La pregunta es: ¿por qué, sin embargo, el movimiento del 15 M, más ambicioso en sus propósitos, se ha diluído, si sus pretensiones eran justas y razonables? ¿por qué la ciudadanía no respondemos agrupados en aceras y plazas, que al fin y al cabo nos pertenecen, ante la injusticia, la desigualdad y la corrupción?
¿Por qué no nos unimos en una misma voz cuando se trata de cambiar el sistema? ¿Por qué nos cuesta tanto llegar a
consensos?
Para responder a esta pregunta debemos profundizar en el estudio del
sujeto humano
Empezaremos por lo básico: somos muy distintos. Cada individuo es un universo en sí mismo, insustituible.
Es imposible encontrar dos mentes iguales; ni tan siquiera similares. ¿Cómo
grabamos y asimilamos desde niños los estímulos que recibimos del exterior?

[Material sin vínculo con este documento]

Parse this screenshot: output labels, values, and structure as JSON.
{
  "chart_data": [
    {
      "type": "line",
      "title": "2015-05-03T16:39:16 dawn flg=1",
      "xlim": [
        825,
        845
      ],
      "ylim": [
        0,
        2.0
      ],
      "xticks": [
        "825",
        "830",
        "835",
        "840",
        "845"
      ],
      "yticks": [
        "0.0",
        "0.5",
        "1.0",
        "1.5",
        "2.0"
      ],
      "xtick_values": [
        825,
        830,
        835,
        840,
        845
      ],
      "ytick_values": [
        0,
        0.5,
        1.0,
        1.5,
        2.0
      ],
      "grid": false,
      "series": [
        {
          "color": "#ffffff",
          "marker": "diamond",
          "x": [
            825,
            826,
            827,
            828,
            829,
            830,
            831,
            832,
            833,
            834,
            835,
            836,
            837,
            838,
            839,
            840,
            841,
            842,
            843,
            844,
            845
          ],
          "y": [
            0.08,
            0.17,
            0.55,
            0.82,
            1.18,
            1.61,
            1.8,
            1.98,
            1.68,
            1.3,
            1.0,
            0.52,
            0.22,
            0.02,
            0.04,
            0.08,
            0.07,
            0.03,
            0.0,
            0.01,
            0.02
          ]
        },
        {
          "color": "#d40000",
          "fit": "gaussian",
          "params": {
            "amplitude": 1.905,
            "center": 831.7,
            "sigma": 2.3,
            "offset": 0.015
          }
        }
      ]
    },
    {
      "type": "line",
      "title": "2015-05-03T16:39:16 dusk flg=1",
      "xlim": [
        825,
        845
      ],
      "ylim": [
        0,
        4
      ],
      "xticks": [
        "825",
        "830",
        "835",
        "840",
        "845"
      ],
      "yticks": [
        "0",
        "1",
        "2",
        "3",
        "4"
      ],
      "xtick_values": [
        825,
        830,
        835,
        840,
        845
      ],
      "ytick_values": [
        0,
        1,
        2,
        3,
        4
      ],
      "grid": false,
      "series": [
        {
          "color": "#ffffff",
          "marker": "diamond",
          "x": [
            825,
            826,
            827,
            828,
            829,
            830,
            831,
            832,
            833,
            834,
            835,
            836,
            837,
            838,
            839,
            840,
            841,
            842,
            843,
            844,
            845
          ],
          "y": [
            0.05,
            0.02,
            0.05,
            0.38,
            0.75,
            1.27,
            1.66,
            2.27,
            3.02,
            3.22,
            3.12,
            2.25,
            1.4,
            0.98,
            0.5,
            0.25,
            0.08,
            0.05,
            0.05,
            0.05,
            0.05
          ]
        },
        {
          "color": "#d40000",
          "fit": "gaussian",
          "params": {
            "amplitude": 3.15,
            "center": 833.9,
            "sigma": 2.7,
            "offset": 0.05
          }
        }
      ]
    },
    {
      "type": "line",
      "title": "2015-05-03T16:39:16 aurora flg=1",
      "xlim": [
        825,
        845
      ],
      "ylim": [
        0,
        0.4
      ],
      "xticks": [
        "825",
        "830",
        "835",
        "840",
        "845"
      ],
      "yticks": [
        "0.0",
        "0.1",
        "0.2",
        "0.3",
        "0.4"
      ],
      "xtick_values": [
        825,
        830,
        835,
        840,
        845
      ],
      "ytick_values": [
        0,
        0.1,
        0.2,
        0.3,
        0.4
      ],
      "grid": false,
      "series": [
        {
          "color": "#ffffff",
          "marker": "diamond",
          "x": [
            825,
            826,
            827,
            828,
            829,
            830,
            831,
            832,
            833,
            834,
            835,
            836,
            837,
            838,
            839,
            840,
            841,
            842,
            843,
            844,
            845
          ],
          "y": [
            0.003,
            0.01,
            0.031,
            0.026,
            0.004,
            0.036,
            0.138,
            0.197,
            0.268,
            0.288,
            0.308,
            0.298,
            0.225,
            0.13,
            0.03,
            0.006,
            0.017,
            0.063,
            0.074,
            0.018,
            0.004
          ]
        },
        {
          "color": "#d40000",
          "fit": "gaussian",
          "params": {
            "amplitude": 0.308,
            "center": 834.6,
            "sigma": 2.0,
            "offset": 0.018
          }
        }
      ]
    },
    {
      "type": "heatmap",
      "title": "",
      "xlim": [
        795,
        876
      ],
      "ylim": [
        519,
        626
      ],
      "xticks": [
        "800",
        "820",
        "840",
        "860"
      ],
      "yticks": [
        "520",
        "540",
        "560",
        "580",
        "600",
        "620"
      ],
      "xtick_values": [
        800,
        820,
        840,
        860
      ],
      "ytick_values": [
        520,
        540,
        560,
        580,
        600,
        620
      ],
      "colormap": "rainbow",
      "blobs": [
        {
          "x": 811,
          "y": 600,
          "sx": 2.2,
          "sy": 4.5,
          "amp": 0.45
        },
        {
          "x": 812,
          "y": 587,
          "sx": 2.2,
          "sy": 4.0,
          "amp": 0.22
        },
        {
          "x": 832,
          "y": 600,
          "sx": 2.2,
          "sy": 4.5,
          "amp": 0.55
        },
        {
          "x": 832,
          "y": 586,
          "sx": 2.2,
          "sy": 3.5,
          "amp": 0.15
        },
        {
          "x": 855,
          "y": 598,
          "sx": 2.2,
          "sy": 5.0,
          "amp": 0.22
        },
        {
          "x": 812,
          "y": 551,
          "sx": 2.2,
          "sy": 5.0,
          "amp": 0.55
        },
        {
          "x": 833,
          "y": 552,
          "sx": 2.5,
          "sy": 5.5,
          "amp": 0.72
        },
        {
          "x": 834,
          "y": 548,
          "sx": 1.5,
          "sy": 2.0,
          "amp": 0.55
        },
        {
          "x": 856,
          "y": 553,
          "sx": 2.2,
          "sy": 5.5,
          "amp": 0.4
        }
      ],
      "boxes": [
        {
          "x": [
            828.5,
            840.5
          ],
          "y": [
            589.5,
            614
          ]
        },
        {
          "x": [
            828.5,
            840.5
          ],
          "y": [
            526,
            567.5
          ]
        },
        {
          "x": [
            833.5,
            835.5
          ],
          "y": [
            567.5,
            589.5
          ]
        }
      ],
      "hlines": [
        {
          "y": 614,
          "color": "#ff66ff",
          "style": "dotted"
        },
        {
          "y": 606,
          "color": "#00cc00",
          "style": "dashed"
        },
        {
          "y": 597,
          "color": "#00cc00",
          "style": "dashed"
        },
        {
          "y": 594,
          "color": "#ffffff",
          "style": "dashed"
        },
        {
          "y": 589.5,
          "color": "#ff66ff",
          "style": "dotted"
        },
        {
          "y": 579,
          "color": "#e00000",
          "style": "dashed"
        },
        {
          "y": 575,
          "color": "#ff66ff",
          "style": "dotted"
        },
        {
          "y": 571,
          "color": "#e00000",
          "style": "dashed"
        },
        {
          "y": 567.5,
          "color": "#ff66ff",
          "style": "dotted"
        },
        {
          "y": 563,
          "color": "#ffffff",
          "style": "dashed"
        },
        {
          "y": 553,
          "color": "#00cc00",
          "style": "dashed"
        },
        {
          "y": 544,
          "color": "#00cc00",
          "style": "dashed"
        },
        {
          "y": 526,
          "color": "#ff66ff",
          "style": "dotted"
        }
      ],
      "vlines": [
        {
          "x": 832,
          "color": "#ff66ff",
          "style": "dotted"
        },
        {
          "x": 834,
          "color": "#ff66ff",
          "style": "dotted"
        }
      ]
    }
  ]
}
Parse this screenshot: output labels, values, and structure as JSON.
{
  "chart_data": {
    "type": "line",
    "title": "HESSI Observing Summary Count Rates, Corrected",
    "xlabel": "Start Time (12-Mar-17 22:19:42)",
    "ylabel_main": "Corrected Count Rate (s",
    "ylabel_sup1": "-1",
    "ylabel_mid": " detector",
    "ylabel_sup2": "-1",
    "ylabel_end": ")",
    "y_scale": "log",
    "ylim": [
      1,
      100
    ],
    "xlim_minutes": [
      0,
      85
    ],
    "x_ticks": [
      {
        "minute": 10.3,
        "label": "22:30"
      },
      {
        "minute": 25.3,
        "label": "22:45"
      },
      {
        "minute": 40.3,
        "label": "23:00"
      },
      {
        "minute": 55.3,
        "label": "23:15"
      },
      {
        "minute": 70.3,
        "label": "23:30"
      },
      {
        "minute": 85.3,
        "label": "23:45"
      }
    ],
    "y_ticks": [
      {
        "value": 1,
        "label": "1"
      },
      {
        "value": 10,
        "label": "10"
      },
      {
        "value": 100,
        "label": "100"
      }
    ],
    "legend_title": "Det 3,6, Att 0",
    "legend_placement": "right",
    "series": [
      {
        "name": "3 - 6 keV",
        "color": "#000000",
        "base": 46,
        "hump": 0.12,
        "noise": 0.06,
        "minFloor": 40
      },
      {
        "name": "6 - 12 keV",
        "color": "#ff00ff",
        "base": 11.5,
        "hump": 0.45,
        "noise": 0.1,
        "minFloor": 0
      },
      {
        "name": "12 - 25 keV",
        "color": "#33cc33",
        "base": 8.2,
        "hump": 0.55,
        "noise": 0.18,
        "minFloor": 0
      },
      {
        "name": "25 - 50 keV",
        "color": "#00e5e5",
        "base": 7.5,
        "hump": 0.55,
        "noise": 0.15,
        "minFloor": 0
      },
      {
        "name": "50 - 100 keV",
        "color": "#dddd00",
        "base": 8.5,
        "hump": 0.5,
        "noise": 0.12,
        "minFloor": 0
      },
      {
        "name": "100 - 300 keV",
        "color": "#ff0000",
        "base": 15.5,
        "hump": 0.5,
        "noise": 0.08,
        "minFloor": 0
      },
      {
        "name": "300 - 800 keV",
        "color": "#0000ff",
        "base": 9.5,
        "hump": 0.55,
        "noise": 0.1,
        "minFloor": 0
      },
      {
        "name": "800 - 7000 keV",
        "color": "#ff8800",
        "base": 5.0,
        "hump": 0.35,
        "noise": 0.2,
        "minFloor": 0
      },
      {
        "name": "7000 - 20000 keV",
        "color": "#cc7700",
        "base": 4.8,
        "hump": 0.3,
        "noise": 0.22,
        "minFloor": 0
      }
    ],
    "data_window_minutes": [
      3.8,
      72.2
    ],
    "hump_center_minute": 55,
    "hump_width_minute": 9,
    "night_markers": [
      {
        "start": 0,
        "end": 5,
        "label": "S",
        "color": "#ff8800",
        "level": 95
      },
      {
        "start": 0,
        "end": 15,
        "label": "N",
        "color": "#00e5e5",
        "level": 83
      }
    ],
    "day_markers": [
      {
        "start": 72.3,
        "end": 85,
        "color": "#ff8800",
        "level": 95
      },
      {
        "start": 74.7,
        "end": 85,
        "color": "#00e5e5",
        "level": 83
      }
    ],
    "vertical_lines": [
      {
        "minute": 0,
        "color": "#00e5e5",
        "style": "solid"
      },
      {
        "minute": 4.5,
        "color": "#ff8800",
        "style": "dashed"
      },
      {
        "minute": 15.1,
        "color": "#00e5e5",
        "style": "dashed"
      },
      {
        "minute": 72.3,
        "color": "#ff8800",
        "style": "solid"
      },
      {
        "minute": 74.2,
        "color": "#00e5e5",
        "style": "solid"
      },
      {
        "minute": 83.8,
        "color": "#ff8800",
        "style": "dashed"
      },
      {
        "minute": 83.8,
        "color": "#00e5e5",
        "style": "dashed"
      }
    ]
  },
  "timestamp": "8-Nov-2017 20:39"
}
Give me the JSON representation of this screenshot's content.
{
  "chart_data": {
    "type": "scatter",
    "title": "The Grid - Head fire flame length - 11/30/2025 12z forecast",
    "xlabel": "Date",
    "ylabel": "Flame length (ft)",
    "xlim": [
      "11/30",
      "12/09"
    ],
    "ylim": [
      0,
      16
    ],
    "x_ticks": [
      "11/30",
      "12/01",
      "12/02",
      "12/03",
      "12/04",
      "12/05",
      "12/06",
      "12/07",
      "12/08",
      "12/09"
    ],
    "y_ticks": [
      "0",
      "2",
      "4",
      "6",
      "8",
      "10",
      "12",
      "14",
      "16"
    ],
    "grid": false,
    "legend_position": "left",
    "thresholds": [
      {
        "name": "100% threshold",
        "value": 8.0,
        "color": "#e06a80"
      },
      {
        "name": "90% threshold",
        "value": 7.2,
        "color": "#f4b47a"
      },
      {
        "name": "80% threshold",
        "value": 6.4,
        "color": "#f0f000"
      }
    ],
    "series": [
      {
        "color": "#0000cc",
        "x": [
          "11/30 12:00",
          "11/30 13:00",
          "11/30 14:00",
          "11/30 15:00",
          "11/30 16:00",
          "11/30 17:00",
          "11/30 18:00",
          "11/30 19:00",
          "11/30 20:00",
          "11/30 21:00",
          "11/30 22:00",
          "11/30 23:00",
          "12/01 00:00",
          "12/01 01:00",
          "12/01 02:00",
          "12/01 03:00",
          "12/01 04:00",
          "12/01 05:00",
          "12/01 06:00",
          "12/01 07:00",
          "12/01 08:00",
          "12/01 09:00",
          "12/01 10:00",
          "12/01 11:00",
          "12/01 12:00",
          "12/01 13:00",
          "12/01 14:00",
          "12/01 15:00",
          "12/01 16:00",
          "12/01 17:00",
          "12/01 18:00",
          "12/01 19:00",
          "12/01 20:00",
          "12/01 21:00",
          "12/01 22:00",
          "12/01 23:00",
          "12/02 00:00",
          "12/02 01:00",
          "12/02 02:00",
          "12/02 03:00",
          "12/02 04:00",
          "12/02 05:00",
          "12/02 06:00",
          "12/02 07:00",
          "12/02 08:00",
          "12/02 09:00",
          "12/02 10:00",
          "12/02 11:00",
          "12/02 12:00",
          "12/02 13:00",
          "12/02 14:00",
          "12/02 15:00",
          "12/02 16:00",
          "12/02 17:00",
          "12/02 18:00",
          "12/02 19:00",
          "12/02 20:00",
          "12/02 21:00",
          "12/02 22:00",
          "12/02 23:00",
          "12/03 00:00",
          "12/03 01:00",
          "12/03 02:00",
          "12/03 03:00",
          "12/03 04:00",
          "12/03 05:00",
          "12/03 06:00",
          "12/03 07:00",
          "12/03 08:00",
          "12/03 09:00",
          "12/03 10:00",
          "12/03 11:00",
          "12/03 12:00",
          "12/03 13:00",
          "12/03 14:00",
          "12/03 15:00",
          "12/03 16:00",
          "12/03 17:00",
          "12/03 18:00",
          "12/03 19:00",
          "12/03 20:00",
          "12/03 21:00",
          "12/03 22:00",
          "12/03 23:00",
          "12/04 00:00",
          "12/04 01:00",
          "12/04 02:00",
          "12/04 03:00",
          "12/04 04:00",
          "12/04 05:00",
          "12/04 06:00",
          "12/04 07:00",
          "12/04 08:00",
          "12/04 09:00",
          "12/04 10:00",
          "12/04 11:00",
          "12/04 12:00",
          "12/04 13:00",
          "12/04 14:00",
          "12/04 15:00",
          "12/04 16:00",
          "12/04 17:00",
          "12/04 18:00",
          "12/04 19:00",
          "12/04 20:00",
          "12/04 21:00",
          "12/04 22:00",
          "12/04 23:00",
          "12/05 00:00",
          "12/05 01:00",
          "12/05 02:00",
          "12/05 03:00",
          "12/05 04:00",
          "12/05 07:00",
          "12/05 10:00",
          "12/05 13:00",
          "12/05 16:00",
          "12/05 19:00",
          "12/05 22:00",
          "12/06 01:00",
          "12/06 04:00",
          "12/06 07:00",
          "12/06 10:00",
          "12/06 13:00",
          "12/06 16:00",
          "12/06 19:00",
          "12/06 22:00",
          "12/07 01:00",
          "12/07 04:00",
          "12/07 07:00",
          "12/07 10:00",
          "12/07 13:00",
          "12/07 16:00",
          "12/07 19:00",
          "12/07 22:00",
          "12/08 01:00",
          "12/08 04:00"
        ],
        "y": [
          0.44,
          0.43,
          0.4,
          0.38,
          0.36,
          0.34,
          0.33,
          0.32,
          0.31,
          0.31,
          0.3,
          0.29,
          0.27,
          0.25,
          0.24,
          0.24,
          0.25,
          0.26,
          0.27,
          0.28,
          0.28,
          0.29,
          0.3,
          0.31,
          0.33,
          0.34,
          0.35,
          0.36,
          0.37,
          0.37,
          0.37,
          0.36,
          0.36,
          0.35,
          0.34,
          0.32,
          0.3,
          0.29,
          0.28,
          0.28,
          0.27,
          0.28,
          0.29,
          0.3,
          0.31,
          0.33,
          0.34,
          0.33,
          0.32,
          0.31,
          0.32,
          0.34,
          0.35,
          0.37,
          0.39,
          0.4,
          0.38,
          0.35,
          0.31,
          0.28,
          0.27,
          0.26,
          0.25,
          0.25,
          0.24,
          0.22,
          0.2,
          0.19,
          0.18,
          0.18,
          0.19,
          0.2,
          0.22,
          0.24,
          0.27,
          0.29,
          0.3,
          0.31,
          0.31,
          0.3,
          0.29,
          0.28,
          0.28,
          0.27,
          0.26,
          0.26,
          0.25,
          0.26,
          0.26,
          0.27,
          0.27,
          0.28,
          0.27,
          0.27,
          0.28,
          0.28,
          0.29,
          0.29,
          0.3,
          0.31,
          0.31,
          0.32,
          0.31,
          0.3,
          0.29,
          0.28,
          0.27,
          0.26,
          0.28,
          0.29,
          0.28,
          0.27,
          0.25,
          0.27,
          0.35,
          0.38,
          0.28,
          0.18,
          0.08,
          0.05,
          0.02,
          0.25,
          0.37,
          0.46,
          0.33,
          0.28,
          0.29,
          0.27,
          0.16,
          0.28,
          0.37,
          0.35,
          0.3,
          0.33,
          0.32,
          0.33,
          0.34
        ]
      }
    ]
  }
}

¿Cómo se fabrica una personalidad inimitable? El psicoanálisis iluminó esas zonas del “yo
profundo”, pero lo hizo empleando unos términos abstractos (“ello”, “yo”, “superyó”) de difícil comprensión. Por ello, propongo que apliquemos un método más amable: el análisis conciliatorio; mucho
menos vago en sus definiciones y útil para aplicarlo en el estudio de las
transacciones o comunicaciones.
En
definitiva: vamos a la raíz del problema; al sujeto como elemento constitutivo
de cualquier organismo social.
El análisis conciliatorio (o transaccional), creado
por Eric Berne hacia 1957, a grandes trazos parte de la idea de que el cerebro capta, graba y
almacena las experiencias que tenemos durante los primeros años de vida, y los
sentimientos asociados a esas experiencias; de modo que cuando una experiencia
en edad adulta nos evoca la experiencia que sufrimos de niños, ésta viene
acompañada del sentimiento correspondiente. El recuerdo permanece grabado en
nuestra memoria, aun cuando no seamos capaces de recordarlo, y permanece latente
en nuestro subconsciente. Estas grabaciones se fijan en tres “zonas” distintas
de nuestra personalidad, y son esos tres lugares los que hacen que a menudo nos
comportemos de manera dispar: a veces asoma nuestro sentido de la rectitud y
del deber, y nuestro comportamiento refleja las enseñanzas de un padre que llevamos dentro;
en otras ocasiones más parecemos niños pequeños, curiosos y apasionados; y, por último, también
nos comportamos de una manera objetiva y analítica, como si de un ordenador se
tratara.
A estos tres
elementos que conforman nuestra personalidad los llamaremos el “Padre”, el “Niño” y el
“Adulto”; son respuestas adaptativas que surgen de las experiencias
vitales grabadas los primeros cinco años de
vida, y normalmente en su estudio se representan con círculos.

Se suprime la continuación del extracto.